There is a season for everything.
The first rain of this season in this part of the world fell on 20th January, 2019.
Regardless of the part of the world you may live, there are seasons – rain, dry and harmattan. In other regions, winter, spring, summer and autumn. There are in-between – a medley of seasons, a hue in different lands. In a carefree way we all say: “This is how they come every season – the usual”. This natural regularity tends to make us take seasons for granted. But this sometimes change.
Our attention could be disturbed when there is upsurge. The rains may come heavier, with violent winds and flood washing off many places. The cold weather could bite harder. Heat waves could move to unsettling levels. At this point, our awareness is challenged. Unnervingly, we come to tag such season with unkind sobriquets. Yes, the way we feel about the season, perhaps, a new normal.

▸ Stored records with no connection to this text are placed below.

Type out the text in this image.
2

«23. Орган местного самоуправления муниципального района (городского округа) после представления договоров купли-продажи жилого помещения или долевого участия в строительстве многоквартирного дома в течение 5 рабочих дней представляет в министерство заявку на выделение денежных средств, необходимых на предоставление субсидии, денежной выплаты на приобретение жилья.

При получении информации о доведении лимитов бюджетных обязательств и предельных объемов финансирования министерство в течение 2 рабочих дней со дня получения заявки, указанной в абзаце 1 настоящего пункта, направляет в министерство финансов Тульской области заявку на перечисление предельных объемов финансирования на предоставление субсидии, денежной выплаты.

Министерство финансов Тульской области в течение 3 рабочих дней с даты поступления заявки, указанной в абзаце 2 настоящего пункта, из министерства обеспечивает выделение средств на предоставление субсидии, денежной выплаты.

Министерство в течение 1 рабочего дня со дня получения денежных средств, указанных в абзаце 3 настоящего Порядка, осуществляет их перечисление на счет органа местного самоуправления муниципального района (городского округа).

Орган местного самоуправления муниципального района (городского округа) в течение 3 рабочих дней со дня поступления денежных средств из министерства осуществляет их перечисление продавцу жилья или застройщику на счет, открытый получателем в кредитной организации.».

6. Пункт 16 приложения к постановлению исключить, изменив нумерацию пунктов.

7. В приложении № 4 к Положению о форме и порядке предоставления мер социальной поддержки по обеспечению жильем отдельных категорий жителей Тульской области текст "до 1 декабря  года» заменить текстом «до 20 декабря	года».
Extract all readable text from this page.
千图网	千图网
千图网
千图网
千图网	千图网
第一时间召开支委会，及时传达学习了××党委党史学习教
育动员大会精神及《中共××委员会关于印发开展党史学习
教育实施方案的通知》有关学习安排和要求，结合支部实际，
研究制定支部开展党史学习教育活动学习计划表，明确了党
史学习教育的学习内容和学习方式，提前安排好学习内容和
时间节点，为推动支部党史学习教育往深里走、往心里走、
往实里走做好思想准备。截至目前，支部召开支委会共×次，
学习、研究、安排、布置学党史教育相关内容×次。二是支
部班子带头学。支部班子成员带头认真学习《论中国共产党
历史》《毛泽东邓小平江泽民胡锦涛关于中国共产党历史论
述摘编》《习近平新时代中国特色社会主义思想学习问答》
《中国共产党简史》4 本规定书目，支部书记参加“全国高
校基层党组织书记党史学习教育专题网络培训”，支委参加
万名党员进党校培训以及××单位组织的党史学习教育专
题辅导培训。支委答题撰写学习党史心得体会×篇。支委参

A news report could tilt the description of lone weather incident in a whole season. It could be made to assume a whole picture. A summation of different things but lifted like a special number to equal everything. We then become emotional and noisy. It quickly gears into judgement. A friend could become a foe!
On the other hand, we may do so contemplatively. We may compare the rains of the previous few years without any weather observatory device. This excites our mind as it plays up and down in a clever way to convince us. It gets into the art proper. Then, the thought about seasons intensifies like an historian’s mind establishing a chronology. It outlines past occurrences, of the peaks and lows of the rains, snow fall, cold or heat. Instantly, odds are assigned to the season, and it tags.
While these depictions are common and variegated, a perceptive observer is keen like a traditional farmer. He is inclined and adept to consistently note isolated signs over time that indicate a shift. These may not exactly be dramatic but a consistency of identifiable indices, no matter how insignificant can enable a tutored mind towards greater expectation.
For many locals a year of intense harmattan is always an indicator of “normal rain season”. A keen observer will after many years look out for such indicators.
Seasons trivial could rally into something and create some expectation. It is the same reason older people would say they are not surprised by an event. Indeed, it is like the proverbial old man sitting down but sees farther than the young man on top of a tree.
A season indicator are largely a harbinger to its eventual outcome; notwithstanding “depletion of the ozone layers”.
Alterations could occur, but our ability to observe indicators in a season dispose us to many wins. Don’t let seasons roll by just as a natural pass. Identify also the seeming trivial that could make the difference. You are welcome to a new season.